The Depreciation Lands Museum is located in western Pennsylvania, approximately ten miles north of Pittsburgh.
Created by Hampton Township in 1973, the museum seeks to preserve and interpret the early years of European settlement in the Depreciation Lands. In 1783, the state of Pennsylvania set aside 720,000 acres of land in western Pennsylvania to compensate its Revolutionary War soldiers for their services, since the dollar had depreciated drastically during the war. Known as The Depreciation Lands, the area included all of the North Hills of Pittsburgh, and further, to a line 4 1/2 miles north of the present city of Butler, thereby, also encompanssing parts of Butler, Beaver, Lawrence and Armstrong Counties.
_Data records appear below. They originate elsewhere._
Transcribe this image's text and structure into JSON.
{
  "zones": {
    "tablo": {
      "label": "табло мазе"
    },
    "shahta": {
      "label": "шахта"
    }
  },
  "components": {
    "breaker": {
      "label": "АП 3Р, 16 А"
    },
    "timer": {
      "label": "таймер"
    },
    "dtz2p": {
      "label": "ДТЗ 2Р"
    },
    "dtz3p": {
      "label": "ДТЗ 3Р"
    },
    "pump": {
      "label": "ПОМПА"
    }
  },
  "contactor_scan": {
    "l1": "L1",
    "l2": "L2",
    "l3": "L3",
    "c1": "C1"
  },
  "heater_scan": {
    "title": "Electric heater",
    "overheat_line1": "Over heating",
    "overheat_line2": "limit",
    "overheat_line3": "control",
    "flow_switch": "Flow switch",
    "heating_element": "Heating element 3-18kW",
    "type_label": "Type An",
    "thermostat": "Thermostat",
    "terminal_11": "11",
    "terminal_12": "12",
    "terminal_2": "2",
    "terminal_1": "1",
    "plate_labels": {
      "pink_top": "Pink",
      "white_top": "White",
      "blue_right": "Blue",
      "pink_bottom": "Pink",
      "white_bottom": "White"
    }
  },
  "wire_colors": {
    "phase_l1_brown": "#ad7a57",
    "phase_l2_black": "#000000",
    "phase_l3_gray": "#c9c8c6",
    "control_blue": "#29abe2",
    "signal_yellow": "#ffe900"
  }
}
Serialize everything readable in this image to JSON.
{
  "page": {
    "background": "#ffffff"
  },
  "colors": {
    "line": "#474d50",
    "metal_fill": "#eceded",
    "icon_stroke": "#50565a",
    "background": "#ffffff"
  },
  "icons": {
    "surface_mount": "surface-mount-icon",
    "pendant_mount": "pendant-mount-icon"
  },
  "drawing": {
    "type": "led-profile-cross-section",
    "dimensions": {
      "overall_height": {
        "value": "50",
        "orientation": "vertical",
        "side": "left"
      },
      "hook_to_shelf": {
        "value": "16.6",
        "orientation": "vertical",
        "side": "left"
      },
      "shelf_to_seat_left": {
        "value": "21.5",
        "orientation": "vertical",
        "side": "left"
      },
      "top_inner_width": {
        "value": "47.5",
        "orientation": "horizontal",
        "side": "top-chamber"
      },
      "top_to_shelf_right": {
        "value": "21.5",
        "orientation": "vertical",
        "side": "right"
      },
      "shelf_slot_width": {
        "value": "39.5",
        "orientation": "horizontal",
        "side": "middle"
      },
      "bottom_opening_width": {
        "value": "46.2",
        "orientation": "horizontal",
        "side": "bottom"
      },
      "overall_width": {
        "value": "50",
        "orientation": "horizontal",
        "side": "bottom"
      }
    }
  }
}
The Museum’s peaceful wooded grounds transport the visitor into an earlier time, with costumed demonstrators every Sunday afternoon during the season, May – October. The site includes the Pine Creek Covenanter Church, built in 1837, and the associated cemetery, the Armstrong log house, built in 1803, an herb garden, a replica school, circa 1885, working blacksmith shop, bee hive bake oven, smoke house and Tavern, an 18th century style gathering place. The Barn houses a Conestoga wagon, displays, workshop, and the Mercantile, a shop offering a wide variety of handmade and 18th century items.
The Cemetery and peaceful, shady grounds, furnished with picnic tables, are open Sunrise to Sunset every day.